Reported side effects of statins include trivialities like myopathy, rhabdomyolosis, diabetes, liver dysfunction, acute renal failure and cataracts, cognitive symptoms, neuropathy and sexual dysfunction, decreased energy and exertional fatigue, and psychiatric symptoms including depression, memory loss, confusion, and aggressive reactions. Additional side effects may paradoxically include a higher risk of breast cancer.
How common are these side effects? According to Professor Collins, the incidence is nine per cent (not the 18-20 per cent rate quoted in the BMJ and later corrected). But his analysis was restricted only to cardiovascular and potential cancer-causing side effects, not the full spectrum. This changes the picture substantially.
It is astounding, too, that the meta-analysis which paved the way for a NICE guideline is based on data that isn’t available for peer review or outside scrutiny. One wonders if this is an impediment to transparency and scientific integrity, especially given the fact that industry-sponsored trials are more likely to report positive results and lower side effect profiles than non-industry sponsored trials. The era of ’eminence-based medicine’ was supposed to have passed but is apparently alive and well.

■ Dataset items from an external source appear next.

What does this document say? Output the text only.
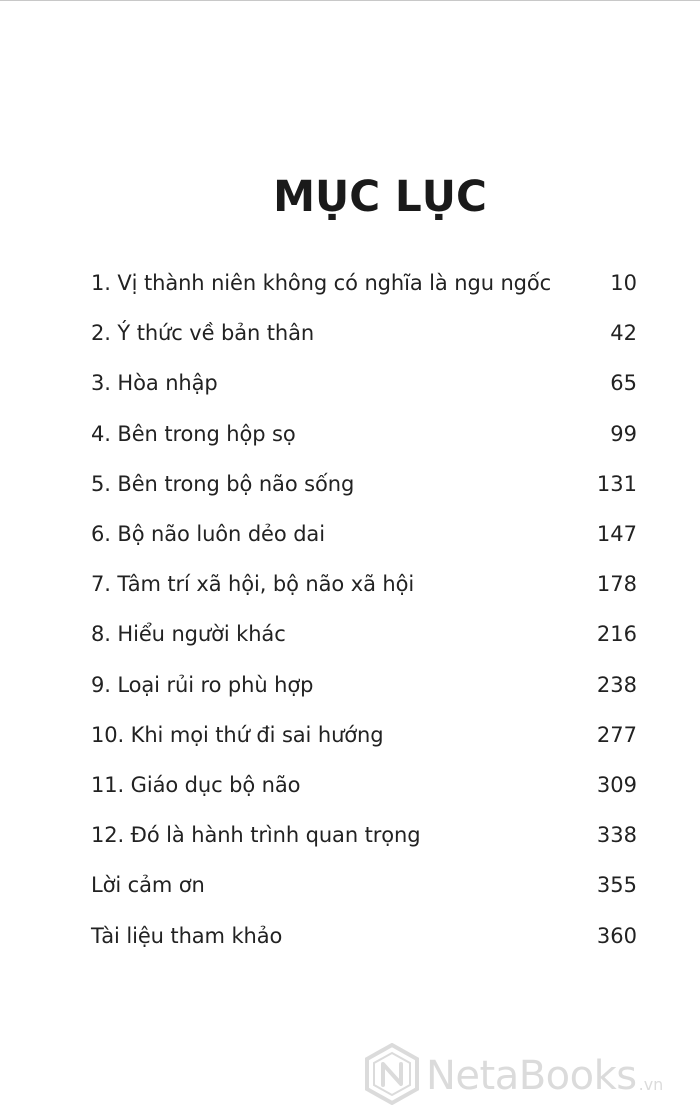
MỤC LỤC
1. Vị thành niên không có nghĩa là ngu ngốc	10
2. Ý thức về bản thân	42
3. Hòa nhập	65
4. Bên trong hộp sọ	99
5. Bên trong bộ não sống	131
6. Bộ não luôn dẻo dai	147
7. Tâm trí xã hội, bộ não xã hội	178
8. Hiểu người khác	216
9. Loại rủi ro phù hợp	238
10. Khi mọi thứ đi sai hướng	277
11. Giáo dục bộ não	309
12. Đó là hành trình quan trọng	338
Lời cảm ơn	355
Tài liệu tham khảo	360
NetaBooks .vn
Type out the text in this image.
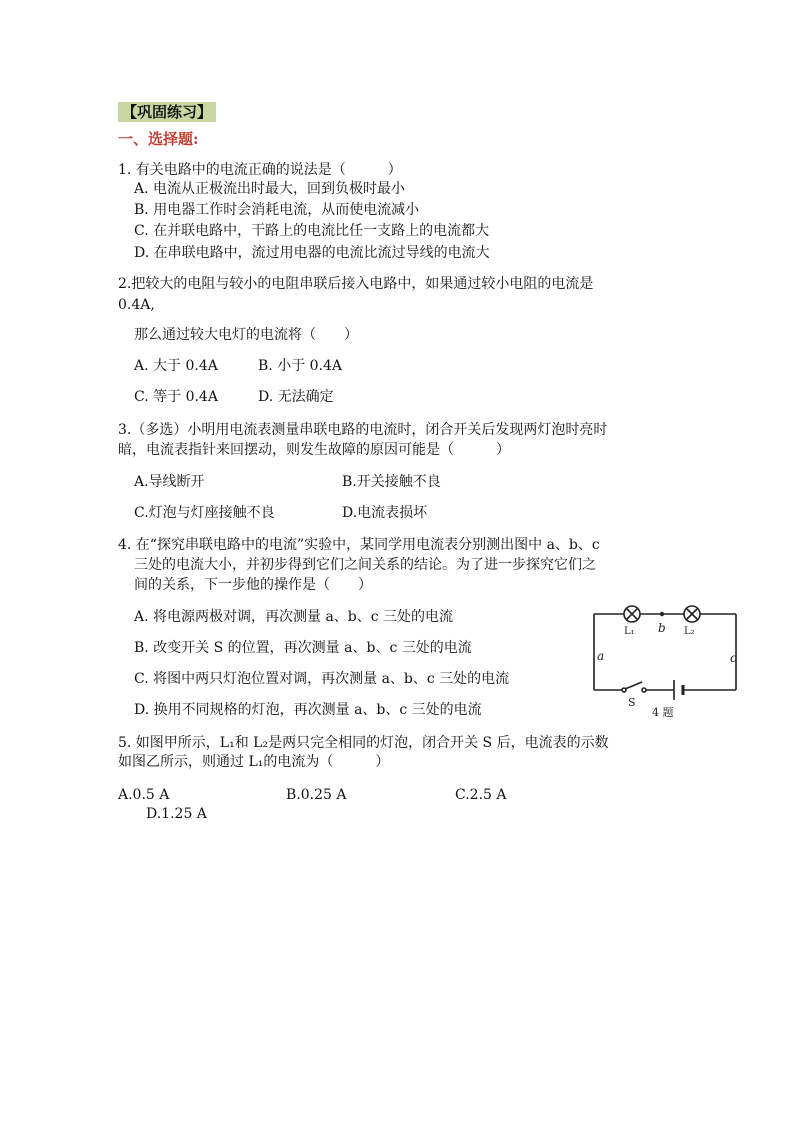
【巩固练习】
一、选择题:
1. 有关电路中的电流正确的说法是（　　　）
A. 电流从正极流出时最大，回到负极时最小
B. 用电器工作时会消耗电流，从而使电流减小
C. 在并联电路中，干路上的电流比任一支路上的电流都大
D. 在串联电路中，流过用电器的电流比流过导线的电流大
2.把较大的电阻与较小的电阻串联后接入电路中，如果通过较小电阻的电流是
0.4A,
那么通过较大电灯的电流将（　　）
A. 大于 0.4A	B. 小于 0.4A
C. 等于 0.4A	D. 无法确定
3.（多选）小明用电流表测量串联电路的电流时，闭合开关后发现两灯泡时亮时
暗，电流表指针来回摆动，则发生故障的原因可能是（　　　）
A.导线断开	B.开关接触不良
C.灯泡与灯座接触不良	D.电流表损坏
4. 在“探究串联电路中的电流”实验中，某同学用电流表分别测出图中 a、b、c
三处的电流大小，并初步得到它们之间关系的结论。为了进一步探究它们之
间的关系，下一步他的操作是（　　）
A. 将电源两极对调，再次测量 a、b、c 三处的电流
B. 改变开关 S 的位置，再次测量 a、b、c 三处的电流
C. 将图中两只灯泡位置对调，再次测量 a、b、c 三处的电流
D. 换用不同规格的灯泡，再次测量 a、b、c 三处的电流
a
b
c
L₁	L₂
S
4 题
5. 如图甲所示，L₁和 L₂是两只完全相同的灯泡，闭合开关 S 后，电流表的示数
如图乙所示，则通过 L₁的电流为（　　　）
A.0.5 A	B.0.25 A	C.2.5 A
D.1.25 A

Are there any options for those wanting to lower their risks of vascular disease without having to take a drug? No direct trials of statins alone versus lifestyle modification in otherwise healthy individuals have been done (and in my mind will never be done as no one will fund them), but evidence suggests that lifestyle modification can have profound effects on risk.
Statins work by decreasing the synthesis of cholesterol via inhibition of the enzyme HMG-CoA reductase, but they also have a significant anti-inflammatory effect which may explain the reduction in risk seen in those with pre-existing cardiac disease.
By some strange coincidence, a low-carbohydrate diet has the same effect on cholesterol as well as vascular inflammation.
Consuming nuts, extra virgin olive oil and fatty fish all have a powerful effect on risk. Evidence for these are found in the DART trial (29 per cent reduction in all-cause mortality in patients surviving a heart attack who consume fatty fish), the GISSI Prevention Trial (supplementing Omega-3 fatty acids significantly reduced all-cause and cardiovascular mortality in heart attack survivors) and the PREDIMED trial (energy unrestricted diet supplemented with extra virgin olive oil or nuts achieved a 30 per cent reduction in major cardiovascular events in patients free of vascular disease).
Patients need to be aware that the ‘evidence’ for statins for primary prevention is controversial. Guidelines are often far from the final word. In the case of the statins guidelines, one also has to wonder about outside influence. Eight out of the 12 members of the guideline committee had ties to the drug industry — a surprising coincidence. Merely announcing a conflict of interest does not magically result in a loss of bias.
For secondary prevention, statins indisputably have their place. For primary prevention, my opinion is that evidence-based lifestyle modifications should be undertaken, with recourse to drugs as the last resort. If you’re sceptical, just ask all the lucky people who have experienced the side effects.